O empate com golos era simpático, mas a segunda parte foi aziaga: autogolo de David Luiz, passeio de Pastore no 3-1 em momento que já não permitia reação coletiva.

Ficava, pelo menos, a sensação de que o dedo do treinador contara para o melhor momento e não tinha sido o culpado pelos dois golos sofridos no segundo tempo.

Havia que esperar por Stamford Bridge. Ganhar pelo menos 2-0 a um PSG que somava vitórias e golos marcados era missão bem espinhosa. Mas... era Mourinho que estava no banco do Chelsea.

O Chelsea teve sorte nesse jogo? Sim, teve. Pouco antes do 2-0 mágico de Demba Ba, Cavani teve duas ocasiões soberanas para um 1-1 que acabava com a questão. Mas a sorte em momentos decisivos como esse dá mesmo muito trabalho. Mourinho mereceu por inteiro a qualificação e, a partir de agora, é mesmo tudo possível na época de estreia deste regresso ao local onde o «Special One» foi mais feliz.

Uma vénia a Marco Silva

Marco Silva é de outra geração: tem 36 anos, menos 15 que Mourinho. Mas o seu arranque de carreira como técnico principal também está a ser notável.

Basta acompanhar os jogos do Estoril para perceber que o sucesso de Marco Silva tem muito pouco a ver com sorte e quase tudo a ver com mérito e competência.

O Estoril de Marco Silva impressiona pela maturidade. Pela forma como sabe interpretar os diferentes momentos do jogo. Pela qualidade dos processos, pela facilidade com que sai para o contra-ataque, pela segurança com que defende, mesmo nos jogos de grau de dificuldade mais elevada.

Duas presenças seguidas na Liga, numa equipa com as dificuldades do Estoril, é um balanço simplesmente fantástico. Ainda mais notável quando nos apercebemos que Marco Silva perdeu quase todos os melhores jogadores da época passada (Licá, Steven Vitória, Jefferson e Carlos Eduardo), e ainda Luís Leal, a meio desta temporada. Ah, e com lesões arreliadoras pelo meio.

A tudo isto, Marco Silva reagiu com um sério, tranquilo e muito competente trabalho de continuidade. O Estoril soube sempre encontrar respostas, deu prioridade ao coletivo sobre os interesses individuais, seguiu o seu caminho regular, quase sempre com bons resultados.

Demasiada qualidade para se conseguir tirar mérito

Sim, há quem não goste do estilo de José Mourinho. Marco Silva terá um registo mais consensual, mas mesmo assim também ouço algumas pessoas a colocar reservas sobre a sua qualidade.

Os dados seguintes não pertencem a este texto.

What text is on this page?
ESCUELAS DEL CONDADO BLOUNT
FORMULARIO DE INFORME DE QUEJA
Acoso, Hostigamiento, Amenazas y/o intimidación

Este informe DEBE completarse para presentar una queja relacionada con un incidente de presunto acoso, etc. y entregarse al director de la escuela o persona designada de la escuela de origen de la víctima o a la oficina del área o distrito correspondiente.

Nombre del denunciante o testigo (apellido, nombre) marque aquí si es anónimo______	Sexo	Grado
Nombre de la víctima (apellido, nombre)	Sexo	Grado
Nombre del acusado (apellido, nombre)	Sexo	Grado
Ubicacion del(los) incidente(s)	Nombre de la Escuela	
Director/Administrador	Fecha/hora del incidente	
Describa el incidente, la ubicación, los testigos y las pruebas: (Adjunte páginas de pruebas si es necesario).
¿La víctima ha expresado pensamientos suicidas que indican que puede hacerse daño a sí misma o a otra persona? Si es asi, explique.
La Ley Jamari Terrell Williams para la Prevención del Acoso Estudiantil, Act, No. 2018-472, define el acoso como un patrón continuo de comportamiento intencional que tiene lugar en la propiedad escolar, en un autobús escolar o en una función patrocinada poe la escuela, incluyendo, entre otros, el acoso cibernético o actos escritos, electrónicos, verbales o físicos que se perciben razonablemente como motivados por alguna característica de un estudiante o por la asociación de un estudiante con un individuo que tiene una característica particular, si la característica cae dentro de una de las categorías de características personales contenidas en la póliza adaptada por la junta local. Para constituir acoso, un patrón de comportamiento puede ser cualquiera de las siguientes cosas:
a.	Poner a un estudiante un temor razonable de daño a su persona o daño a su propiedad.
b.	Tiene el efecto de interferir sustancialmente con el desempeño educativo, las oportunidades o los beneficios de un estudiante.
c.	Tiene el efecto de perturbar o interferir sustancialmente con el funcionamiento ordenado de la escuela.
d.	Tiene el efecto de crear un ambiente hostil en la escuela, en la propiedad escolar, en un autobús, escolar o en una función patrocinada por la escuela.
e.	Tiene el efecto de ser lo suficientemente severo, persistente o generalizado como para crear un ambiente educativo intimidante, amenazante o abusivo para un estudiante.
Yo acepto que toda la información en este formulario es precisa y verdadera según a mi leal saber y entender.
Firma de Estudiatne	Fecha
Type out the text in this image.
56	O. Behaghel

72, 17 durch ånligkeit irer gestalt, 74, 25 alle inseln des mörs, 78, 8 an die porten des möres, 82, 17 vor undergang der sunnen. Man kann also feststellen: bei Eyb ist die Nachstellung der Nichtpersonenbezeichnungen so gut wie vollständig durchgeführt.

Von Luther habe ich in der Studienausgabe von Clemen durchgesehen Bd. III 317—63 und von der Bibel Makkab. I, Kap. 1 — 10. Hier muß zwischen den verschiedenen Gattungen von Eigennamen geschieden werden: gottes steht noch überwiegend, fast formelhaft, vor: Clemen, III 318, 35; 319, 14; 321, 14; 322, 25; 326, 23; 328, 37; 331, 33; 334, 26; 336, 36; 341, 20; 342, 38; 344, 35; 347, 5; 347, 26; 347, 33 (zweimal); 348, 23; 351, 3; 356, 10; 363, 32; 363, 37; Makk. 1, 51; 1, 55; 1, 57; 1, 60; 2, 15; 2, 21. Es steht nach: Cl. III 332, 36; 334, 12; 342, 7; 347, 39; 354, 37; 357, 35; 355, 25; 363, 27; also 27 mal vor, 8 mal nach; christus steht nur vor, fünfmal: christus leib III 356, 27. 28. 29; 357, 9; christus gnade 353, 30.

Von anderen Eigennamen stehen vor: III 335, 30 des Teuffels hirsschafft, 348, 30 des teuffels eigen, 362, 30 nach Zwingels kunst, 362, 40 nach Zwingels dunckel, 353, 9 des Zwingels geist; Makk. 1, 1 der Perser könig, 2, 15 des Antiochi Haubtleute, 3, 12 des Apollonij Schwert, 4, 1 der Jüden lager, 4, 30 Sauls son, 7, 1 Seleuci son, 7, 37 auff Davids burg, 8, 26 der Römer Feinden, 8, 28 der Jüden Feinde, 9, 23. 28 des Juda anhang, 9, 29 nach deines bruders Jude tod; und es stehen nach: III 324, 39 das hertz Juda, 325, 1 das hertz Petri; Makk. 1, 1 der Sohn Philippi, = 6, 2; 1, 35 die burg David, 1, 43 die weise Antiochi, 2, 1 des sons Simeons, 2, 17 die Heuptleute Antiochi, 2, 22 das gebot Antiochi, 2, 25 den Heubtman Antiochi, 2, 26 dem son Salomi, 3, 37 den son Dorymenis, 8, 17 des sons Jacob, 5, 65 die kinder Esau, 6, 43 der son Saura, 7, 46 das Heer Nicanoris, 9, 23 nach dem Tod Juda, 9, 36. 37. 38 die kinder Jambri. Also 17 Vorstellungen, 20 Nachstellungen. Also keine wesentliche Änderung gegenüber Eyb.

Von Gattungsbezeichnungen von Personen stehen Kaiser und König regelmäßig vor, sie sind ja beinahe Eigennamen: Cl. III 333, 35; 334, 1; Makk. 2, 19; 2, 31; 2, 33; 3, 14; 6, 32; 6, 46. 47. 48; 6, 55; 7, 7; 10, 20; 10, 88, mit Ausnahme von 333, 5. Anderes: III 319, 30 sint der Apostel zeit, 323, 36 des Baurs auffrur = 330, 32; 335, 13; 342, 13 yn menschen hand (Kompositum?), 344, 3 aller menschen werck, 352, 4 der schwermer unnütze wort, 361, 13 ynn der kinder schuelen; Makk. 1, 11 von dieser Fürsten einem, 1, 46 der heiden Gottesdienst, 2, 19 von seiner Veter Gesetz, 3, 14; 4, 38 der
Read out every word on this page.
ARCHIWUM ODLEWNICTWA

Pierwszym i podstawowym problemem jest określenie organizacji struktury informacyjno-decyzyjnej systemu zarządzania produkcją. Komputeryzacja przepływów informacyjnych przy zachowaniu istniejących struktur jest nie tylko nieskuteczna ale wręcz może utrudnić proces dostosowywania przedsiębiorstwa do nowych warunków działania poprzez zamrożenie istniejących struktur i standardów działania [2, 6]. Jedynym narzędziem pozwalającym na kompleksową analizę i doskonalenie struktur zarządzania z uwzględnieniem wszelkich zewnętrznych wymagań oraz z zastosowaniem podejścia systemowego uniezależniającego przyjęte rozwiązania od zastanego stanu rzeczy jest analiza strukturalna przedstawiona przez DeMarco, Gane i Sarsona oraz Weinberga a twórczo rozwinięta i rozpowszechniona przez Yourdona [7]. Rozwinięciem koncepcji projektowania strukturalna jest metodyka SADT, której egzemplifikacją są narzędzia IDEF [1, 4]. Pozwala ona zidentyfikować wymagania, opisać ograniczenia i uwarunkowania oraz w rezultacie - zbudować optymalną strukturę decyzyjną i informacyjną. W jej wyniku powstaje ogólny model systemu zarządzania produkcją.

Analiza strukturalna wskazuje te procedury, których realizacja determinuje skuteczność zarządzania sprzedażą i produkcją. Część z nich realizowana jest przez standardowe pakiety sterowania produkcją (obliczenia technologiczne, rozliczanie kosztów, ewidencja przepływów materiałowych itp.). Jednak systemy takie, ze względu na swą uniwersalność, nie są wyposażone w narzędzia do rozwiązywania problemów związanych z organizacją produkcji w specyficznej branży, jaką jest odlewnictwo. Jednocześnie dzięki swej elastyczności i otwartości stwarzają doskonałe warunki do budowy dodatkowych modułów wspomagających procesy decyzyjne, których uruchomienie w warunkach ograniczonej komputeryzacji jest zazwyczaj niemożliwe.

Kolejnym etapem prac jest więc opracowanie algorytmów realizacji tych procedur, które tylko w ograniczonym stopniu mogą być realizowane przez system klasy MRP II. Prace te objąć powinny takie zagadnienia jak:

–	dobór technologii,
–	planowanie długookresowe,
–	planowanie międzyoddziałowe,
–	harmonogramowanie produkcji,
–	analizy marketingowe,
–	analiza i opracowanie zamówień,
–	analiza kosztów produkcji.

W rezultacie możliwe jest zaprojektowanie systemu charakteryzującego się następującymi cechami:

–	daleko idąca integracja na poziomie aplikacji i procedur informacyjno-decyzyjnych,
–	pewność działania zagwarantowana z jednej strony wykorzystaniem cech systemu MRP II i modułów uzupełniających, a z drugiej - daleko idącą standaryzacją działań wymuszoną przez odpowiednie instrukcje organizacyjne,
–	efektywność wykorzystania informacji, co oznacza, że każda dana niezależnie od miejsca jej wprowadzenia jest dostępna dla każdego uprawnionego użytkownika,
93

Mas uma análise objetiva pelos resultados das carreiras destes dois ilustres representantes de duas gerações diferentes de técnicos portugueses tornam mesmo muito difícil colocar em causa os seus méritos.

No jogo com o Paços, depois de mais uma vitória, adeptos do Estoril exibiram uma tarja chamando a Marco Silva «o Special One da Amoreira».

O rótulo é mais do que justo e aponta para voos bem mais elevados do técnico do Estoril, para muito breve.

Não será o «novo Mourinho», nada disso. Será Marco Silva e tem quase tudo para dar certo.

Nem de propósito» é uma rubrica de opinião e análise da autoria do jornalista Germano Almeida. Sobre futebol (português e internacional) e às vezes sobre outros temas. Hoje em dia, tudo tem a ver com tudo, não é o que dizem?